Employers experiencing labor unrest are about 6.5 times more likely to be inspected by the Occupational Safety & Health Admin. than the average employer, according to a government report released Aug. 31. The Gen. Accounting Office produced the report at the request of Rep. Peter Hoekstra (R-Mich.), chairman of the House Education and the Workforce Subcommittee on Oversight and Investigations, and Rep. Cass Ballenger (R-N.C.), chairman of the Subcommittee on Workforce Protections.

GAO conducted the study from June 1999 to June 2000 and covered about 22,000 employers GAO researched 1) the extent to which employers experiencing labor unrest are more likely to be inspected than those with more tranquil labor relations, 2) whether OSHA has policies for performing inspections during periods of labor unrest, and 3) whether those policies are followed.  GAO noted that “labor unrest” means dissatisfaction among workers, but there is no consensus about the ways in which labor unrest develops or the forms it takes.

“[I]t is clear that there is some relationship between labor unrest and employees’ dissatisfaction with wages and working conditions,” wrote GAO.
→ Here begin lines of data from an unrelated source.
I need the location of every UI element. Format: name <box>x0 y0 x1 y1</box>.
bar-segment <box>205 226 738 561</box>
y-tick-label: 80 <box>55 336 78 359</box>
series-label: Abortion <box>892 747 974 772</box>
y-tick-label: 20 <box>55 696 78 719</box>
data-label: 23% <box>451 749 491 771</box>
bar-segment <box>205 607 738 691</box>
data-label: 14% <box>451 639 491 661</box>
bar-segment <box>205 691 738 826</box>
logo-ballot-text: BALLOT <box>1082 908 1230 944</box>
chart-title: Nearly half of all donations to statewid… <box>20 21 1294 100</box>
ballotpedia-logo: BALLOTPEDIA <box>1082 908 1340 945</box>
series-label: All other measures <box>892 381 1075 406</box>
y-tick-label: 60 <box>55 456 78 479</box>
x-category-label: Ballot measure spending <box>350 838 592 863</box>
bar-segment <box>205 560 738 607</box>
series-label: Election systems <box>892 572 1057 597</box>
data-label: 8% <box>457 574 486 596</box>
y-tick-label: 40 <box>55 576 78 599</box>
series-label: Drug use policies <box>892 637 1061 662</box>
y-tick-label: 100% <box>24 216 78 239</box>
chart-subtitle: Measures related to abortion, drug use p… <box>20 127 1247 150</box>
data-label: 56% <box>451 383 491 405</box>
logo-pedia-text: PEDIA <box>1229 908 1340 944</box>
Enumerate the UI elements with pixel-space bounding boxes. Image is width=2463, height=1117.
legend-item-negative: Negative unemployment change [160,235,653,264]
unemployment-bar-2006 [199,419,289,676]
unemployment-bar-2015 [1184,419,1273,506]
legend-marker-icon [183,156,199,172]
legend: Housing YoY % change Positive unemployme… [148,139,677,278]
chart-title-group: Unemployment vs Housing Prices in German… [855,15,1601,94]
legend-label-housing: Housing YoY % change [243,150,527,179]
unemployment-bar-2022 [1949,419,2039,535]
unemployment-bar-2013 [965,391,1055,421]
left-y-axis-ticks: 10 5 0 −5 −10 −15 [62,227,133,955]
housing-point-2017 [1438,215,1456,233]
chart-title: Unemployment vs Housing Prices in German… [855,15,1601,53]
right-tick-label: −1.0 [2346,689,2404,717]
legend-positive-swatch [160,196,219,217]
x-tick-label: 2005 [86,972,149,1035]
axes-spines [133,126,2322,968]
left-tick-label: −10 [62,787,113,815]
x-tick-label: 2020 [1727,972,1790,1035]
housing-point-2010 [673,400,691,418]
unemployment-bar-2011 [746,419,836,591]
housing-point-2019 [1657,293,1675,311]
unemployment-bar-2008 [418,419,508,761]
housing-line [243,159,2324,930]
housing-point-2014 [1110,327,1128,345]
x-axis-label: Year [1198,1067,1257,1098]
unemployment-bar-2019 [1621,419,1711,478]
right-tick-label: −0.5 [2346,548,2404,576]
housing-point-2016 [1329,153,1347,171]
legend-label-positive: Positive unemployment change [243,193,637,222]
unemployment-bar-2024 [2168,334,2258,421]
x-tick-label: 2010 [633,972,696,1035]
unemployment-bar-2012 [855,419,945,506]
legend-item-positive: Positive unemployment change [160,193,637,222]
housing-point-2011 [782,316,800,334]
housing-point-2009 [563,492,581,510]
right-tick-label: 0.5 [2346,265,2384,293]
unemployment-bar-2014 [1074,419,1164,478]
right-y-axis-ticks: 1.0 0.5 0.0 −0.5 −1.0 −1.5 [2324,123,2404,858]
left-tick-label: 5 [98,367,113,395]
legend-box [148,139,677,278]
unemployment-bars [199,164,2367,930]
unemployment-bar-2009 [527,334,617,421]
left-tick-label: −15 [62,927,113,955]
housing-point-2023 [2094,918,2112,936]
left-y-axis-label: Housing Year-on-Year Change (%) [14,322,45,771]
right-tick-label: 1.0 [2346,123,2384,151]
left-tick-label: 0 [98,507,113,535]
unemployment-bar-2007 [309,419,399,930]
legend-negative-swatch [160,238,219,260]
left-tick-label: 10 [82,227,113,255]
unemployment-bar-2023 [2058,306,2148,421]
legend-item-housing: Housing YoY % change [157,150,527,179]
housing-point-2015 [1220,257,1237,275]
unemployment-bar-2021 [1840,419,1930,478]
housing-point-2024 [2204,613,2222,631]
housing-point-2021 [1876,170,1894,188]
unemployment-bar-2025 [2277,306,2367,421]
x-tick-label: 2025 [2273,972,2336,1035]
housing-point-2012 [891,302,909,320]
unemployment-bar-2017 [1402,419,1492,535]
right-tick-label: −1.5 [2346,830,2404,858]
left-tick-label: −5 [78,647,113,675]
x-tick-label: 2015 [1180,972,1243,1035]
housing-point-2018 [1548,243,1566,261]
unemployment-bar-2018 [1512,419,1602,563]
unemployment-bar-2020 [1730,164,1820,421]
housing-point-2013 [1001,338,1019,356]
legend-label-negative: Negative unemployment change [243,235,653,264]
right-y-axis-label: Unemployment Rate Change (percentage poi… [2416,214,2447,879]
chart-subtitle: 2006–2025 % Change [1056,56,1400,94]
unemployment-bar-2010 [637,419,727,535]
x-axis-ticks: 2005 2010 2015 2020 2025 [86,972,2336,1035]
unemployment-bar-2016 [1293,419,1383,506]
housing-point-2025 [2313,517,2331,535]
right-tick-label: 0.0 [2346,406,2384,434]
GAO found that in 1994-98, about 68% of the almost 1,900 OSHA inspections conducted each year at companies experiencing labor unrest resulted from complaints, fatalities, or catastrophes. In contrast, only about 27% of the almost 100,000 total inspections OSHA conducted each year resulted from complaints, fatalities, or catastrophes. GAO said that among employers experiencing labor unrest, there was a higher proportion of complaint-based inspections at employers with unions than at non-union employers. [BNA 9/5/00]

QUOTABLE QUOTE
“More disturbing are the questions about Gore’s attitude toward union corruption raised by his campaign’s closeness to figures convicted or implicated in violations of law… [T]he Gore campaign’s actions suggest a coziness with allies convicted of or implicated in illegally manipulating a union election. In 1960, John Kennedy campaigned as a backer of union positions but an opponent of union corruption. Gore takes the first stance but not, it seems, the second.”

– Columnist Michael Barone, U.S. News & World Report, Sept. 4, 2000.